Diversity of opinion is critical in having a well-rounded hospital Board, so appointing individuals not only knowledgeable in healthcare, but well-versed in finance, real estate, construction, and community needs is important. This seems to fit the profile we see on the HMNMH Board of Directors.
Our Board of Directors are not paid for their services. Therefore their valuable time is contributed for the selfless sake of our community healthcare. Should they donate professional services on their own time and expense without expectation of anything in return, we ennoble and respect their altruistic efforts. But should their personal profession intertwine financially with that of the hospital, State laws for non-profit 501(c)3 organizations prevent conflict of interest.
The term 501(c)3 refers to the IRS Revenue Code which mandates the rules and laws non-profit corporations must follow. State law under the auspices of the California Attorney General requires “no more than 49% of the directors may be ‘interested persons’.” Like any law, wide interpretation may be wielded blurring legal clarity. It makes sense though you would not want someone with special interest to takeover a non-profit entity for their own personal profit-making interest.
So a question that beckons an answer is can all Board of Director members be free of conflict of interest?
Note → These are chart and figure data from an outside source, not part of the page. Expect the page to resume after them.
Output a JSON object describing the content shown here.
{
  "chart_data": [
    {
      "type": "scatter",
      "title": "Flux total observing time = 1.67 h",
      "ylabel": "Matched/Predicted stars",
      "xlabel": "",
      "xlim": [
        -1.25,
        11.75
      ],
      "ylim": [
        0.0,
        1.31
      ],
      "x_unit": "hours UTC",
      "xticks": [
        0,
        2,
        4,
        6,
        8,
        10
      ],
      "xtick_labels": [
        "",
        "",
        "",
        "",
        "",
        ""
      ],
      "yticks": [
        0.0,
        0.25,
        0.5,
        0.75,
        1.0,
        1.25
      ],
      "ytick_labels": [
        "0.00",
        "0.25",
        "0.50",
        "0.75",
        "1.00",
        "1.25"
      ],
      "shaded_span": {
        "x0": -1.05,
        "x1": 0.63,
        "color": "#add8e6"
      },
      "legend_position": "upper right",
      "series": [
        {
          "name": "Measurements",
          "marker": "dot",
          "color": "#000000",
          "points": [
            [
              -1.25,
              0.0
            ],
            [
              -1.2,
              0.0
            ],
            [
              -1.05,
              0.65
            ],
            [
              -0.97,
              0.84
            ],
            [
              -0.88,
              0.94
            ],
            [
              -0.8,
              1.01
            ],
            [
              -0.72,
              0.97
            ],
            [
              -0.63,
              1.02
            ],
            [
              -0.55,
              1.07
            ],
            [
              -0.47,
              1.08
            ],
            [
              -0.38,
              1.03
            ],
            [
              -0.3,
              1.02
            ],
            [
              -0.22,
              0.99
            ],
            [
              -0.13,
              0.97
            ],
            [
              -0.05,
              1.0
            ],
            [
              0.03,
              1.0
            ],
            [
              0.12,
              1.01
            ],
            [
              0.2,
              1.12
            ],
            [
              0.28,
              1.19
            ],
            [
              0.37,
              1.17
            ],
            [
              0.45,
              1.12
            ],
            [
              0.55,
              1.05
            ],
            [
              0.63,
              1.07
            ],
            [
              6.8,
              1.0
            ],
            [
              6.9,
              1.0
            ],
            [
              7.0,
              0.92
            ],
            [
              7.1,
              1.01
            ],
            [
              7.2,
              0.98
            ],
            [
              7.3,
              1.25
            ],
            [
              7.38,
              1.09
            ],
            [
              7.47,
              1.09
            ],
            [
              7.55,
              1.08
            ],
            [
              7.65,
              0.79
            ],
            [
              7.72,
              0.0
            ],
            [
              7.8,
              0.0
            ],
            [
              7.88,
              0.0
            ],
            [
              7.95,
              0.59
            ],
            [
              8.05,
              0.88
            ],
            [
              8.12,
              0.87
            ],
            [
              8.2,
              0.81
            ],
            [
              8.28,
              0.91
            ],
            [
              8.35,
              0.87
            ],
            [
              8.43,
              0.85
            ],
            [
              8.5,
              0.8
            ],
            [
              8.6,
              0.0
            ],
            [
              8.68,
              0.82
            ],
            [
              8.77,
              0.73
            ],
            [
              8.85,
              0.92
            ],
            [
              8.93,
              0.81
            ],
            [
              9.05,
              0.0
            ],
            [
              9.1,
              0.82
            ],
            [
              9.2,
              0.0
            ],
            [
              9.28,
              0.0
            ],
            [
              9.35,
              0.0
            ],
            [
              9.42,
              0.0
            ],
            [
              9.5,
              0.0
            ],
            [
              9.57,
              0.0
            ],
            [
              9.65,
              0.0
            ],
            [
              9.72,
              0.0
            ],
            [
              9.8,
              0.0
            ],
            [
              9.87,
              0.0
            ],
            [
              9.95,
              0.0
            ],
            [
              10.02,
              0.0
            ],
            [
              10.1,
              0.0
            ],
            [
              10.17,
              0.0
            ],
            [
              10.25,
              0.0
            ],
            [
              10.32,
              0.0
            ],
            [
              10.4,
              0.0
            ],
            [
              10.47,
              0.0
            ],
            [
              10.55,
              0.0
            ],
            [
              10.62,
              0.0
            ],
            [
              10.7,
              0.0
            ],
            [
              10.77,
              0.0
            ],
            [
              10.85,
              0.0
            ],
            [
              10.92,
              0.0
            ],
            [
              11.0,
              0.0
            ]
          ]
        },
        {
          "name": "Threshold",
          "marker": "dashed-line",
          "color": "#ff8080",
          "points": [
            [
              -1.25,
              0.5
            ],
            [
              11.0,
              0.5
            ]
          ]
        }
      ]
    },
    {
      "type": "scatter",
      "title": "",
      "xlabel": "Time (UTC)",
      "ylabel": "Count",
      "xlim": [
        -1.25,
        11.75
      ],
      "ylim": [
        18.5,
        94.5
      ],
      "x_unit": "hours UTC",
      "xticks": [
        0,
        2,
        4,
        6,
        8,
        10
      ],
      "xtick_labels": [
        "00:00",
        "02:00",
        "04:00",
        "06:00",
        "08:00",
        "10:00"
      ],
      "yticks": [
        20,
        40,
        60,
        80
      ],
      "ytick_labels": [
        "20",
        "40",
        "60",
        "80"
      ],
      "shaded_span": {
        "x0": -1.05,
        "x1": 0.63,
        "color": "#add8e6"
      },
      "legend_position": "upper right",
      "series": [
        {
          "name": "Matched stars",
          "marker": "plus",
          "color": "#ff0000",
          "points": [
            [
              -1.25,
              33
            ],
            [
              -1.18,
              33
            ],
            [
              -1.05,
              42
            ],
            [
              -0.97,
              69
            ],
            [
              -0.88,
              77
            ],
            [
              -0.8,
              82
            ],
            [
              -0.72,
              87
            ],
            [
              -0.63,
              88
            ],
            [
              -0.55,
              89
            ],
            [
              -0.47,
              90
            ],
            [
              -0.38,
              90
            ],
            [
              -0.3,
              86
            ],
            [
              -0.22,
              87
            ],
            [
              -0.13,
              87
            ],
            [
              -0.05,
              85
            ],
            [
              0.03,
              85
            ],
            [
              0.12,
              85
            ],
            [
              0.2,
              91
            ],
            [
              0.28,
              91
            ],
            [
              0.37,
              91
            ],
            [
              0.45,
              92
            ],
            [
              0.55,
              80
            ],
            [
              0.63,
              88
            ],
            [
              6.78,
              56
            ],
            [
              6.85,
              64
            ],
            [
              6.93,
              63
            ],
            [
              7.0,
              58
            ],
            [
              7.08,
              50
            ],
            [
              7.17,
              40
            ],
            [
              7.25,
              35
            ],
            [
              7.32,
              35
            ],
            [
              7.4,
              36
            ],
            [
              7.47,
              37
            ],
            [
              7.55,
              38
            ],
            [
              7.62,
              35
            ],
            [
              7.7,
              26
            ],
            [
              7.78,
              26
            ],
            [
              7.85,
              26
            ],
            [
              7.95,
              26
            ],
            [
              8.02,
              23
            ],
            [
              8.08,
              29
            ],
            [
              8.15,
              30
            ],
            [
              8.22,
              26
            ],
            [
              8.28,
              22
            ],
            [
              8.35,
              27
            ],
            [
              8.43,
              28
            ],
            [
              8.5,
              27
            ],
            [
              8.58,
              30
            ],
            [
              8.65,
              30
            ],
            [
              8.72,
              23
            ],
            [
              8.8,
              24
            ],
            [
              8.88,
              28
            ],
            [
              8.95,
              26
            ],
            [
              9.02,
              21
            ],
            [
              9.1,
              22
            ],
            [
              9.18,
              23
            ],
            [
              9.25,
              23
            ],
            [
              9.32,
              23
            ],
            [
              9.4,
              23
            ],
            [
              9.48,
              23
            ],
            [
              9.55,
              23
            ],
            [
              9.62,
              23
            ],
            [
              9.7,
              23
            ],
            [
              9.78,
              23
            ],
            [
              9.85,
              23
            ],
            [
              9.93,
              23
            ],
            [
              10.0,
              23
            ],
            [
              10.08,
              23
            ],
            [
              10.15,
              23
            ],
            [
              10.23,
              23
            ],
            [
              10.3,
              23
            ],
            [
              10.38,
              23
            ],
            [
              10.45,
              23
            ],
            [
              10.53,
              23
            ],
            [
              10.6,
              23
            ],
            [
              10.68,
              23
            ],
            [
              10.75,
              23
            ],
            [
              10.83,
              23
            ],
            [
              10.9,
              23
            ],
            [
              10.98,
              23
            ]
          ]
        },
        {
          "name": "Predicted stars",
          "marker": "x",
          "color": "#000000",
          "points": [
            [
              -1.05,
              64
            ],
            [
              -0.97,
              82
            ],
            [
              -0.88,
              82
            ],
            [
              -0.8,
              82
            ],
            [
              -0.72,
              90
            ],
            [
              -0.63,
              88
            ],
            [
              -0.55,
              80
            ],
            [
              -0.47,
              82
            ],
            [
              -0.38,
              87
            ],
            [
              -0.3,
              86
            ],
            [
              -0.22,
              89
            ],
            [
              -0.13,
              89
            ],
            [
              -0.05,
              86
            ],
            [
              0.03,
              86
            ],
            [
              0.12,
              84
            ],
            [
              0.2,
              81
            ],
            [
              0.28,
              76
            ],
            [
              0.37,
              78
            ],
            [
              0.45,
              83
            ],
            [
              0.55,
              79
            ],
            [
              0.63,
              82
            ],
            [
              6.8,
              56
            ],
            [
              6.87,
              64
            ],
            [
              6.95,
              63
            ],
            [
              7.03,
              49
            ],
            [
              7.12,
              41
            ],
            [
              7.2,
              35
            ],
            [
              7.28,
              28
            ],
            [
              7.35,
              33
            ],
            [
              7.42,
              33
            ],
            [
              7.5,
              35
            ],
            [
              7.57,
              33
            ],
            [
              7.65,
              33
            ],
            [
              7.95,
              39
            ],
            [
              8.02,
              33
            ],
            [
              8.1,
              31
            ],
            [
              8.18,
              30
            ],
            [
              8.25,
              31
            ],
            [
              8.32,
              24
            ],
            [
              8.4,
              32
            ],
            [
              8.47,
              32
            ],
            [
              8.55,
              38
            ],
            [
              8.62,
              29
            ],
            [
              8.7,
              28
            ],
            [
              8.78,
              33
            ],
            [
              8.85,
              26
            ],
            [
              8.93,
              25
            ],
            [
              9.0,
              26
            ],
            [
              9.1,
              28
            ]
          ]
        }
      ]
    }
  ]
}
As a physician, I know some hospital contracted doctors who are well-qualified in their medical and business expertise, but would be disqualified on serving if not for the 49% exception. Because they are a Board member, they must recuse themselves should the voting concern their business. This is simple, fair, and common sense.
Should hospital money be deposited in the bank of Board members, construction contracts be given to Board members, or medical office building real estate leasing be brokered to Board members, recusing themselves and not voting on any of their business related issues is simple, fair, and common sense.
Although Board members might seem to be absolved of their conflict of interest through voting recusal, in reality there is a clear appearance of impropriety. Could a Board member vote on other hospital issues be swayed and influenced from fear their deposits, contracts, or leasing be threatened? The answer is simple, fair, and common sense…of course! This is the indelible crux of our problem.
There are many bankers, contractors, and real estate brokers in our valley that would be willing to give their input and expertise in improving our community healthcare without expecting any financial benefit in return. These are the altruistic Santa Claritans we should honor and put on a pedestal, who rise above the appearance of impropriety while removing the intertwined financial relationship of Board members with the hospital.
Our community should fear the undue influence on Board member votes, as this is leading our hospital down a misguided path. Their votes resulted in outrageous executive salaries with hidden bonuses the public is not privy to. Self-serving interest has taken over our hospital and threatens it’s viability. The hospital Board of Directors must be held accountable, and if you do not question nor scrutinize this Board, you probably read a copy of “How to be a Dummy for the Board of Directors!”
Gene Dorio, M.D.- Guest Commentary
Gene Dorio, M.D., is a local physician. His commentary represents his own opinions and not necessarily the views of any organization he may be affiliated with including the Medical Executive Committee and Medical Staff of Henry Mayo Hospital, or those of the West Ranch Beacon.